New 2010 Census data was released recently that put unemployment among young adults (16-29) at the highest level since World War II. Student loan debt is skyrocketing, and college degrees are no guarantee of a job. I should know—I graduated in May and have had no luck in the last 4 months.

So, what does this mean? What does it mean that media articles about youth unemployment are already calling my generation "The Lost Generation," with experts noting that our careers will see long-term effects? What does it mean that I graduated from an excellent university, and of all the fellow 2011 graduates I know, there are only a tiny handful who have secured full-time permanent jobs, many of whom hate those jobs, because they are not in their field and/or because of the stressful working conditions plaguing US workers (like understaffing and other abuses of employees who fear losing income and health insurance)? What does it mean that we, like many other workers, are being exploited at work but keep those hated and dead-end jobs anyway, because bills and loans must be paid? What does it mean?

To me, at least, it means I'm terrified.

I'm terrified for my own job prospects, my friends' job prospects, and the long-term effects on career advancement. I'm terrified for those who weren't as fortunate as I was to get a scholarship to college, allowing me to graduate without loans—because if I'm scared now, you can bet it would be so much worse if I was staring $80,000 of student loan debt in the face. I'm terrified, and I also feel guilty, because I know I'm so lucky, compared to those who didn't get to go to college at all, those who have families to support and have been jobless for many months more than I, those who don't have families able to help.

I'm not just terrified because of these problems. Rather, I'm terrified because it seems as if no one in power really knows, or cares—because our Congress is controlled in one house by far-right ideologues and in the other by millionaires, none of whom really seem to have any concept of what the average American faces right now; because our government, the media, and so much else is influenced or outright controlled by corporations and billionaires; and because I'm 20 years old, and I am already struggling to hold on to my optimism about my own future.

I care deeply and passionately about this world and the people in it. I care about feminism, anti-racism, progressivism, social justice, economic equality—and I want desperately to work towards making this world better for everyone. Not just hope that it happens, but be an active part of institutional change. I'm not unusual either—lots of young people I've met share my ideals. I know so many people who are smart, passionate, and motivated by many of the same things as me—and right now, a lot of those people are unemployed, working unpaid internships, or working low-wage jobs to make ends meet.

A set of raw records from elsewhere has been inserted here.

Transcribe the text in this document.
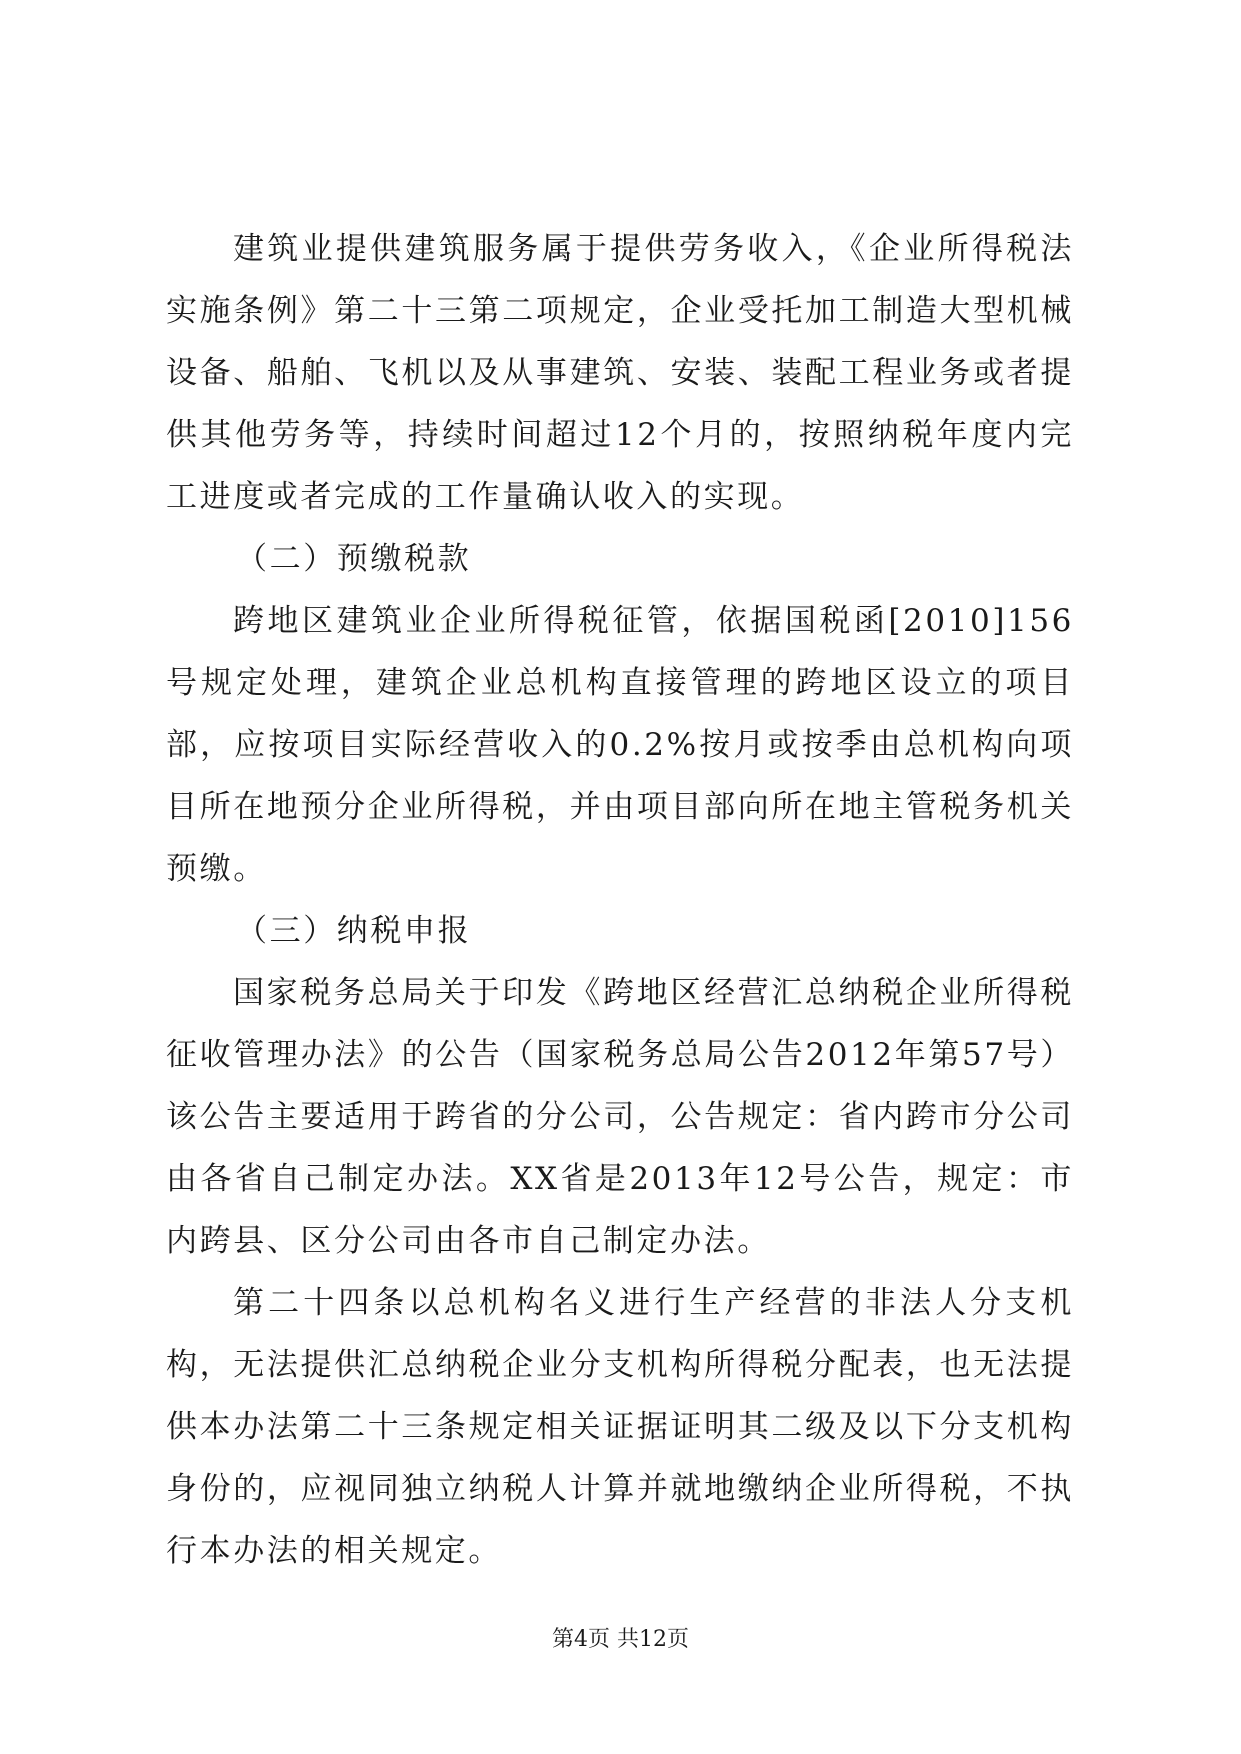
建筑业提供建筑服务属于提供劳务收入，《企业所得税法实施条例》第二十三第二项规定，企业受托加工制造大型机械设备、船舶、飞机以及从事建筑、安装、装配工程业务或者提供其他劳务等，持续时间超过12个月的，按照纳税年度内完工进度或者完成的工作量确认收入的实现。

（二）预缴税款

跨地区建筑业企业所得税征管，依据国税函[2010]156号规定处理，建筑企业总机构直接管理的跨地区设立的项目部，应按项目实际经营收入的0.2%按月或按季由总机构向项目所在地预分企业所得税，并由项目部向所在地主管税务机关预缴。

（三）纳税申报

国家税务总局关于印发《跨地区经营汇总纳税企业所得税征收管理办法》的公告（国家税务总局公告2012年第57号）该公告主要适用于跨省的分公司，公告规定：省内跨市分公司由各省自己制定办法。XX省是2013年12号公告，规定：市内跨县、区分公司由各市自己制定办法。

第二十四条以总机构名义进行生产经营的非法人分支机构，无法提供汇总纳税企业分支机构所得税分配表，也无法提供本办法第二十三条规定相关证据证明其二级及以下分支机构身份的，应视同独立纳税人计算并就地缴纳企业所得税，不执行本办法的相关规定。

第4页 共12页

I don't know what the consequences will be of this widespread unemployment, astronomical debt, alienation from the political culture many of us are already trying desperately to change, and inaction on the part of those who are in a position to make a difference right now, but I can't imagine they're going to be anything but disastrous.

Recently, I was talking with a friend, who is working at an unpaid internship for the fall, and Occupy Wall Street came up, unsurprisingly. Both of us had been thinking about it a lot, and both of us agreed that we have such complicated feelings about it. I am exhilarated by the protests—by the messages, the diversity of people involved, and by the growing media attention. It speaks to so much of what I am concerned about, and what I have hoped for, for a long time.

However, we both agreed that we are only cautiously optimistic—we think this really could be the start of something big, but we are worried about politicians co-opting the message, about the voices of the young and the less-privileged being marginalized, about the protesters not being radical enough to challenge the kyriarchy which underlies systemic inequities. Occupy Wall Street inspires me, and gives me hope that thousands of people share my concerns—but that doesn't erase my feeling that something even more massive has to happen for there to be lasting, measurable change in my life and the lives of people who share my struggles, if not my exact circumstances.

I'm fundamentally an optimist, and I believe in my generation—in our hopes, our dreams, the things we've already accomplished, our visions for a better tomorrow. I believe in the capacity of people to unite, and the power of unity. I just don't know if I believe that our society and government will give us anything resembling a fair chance to put into action the dreams we share.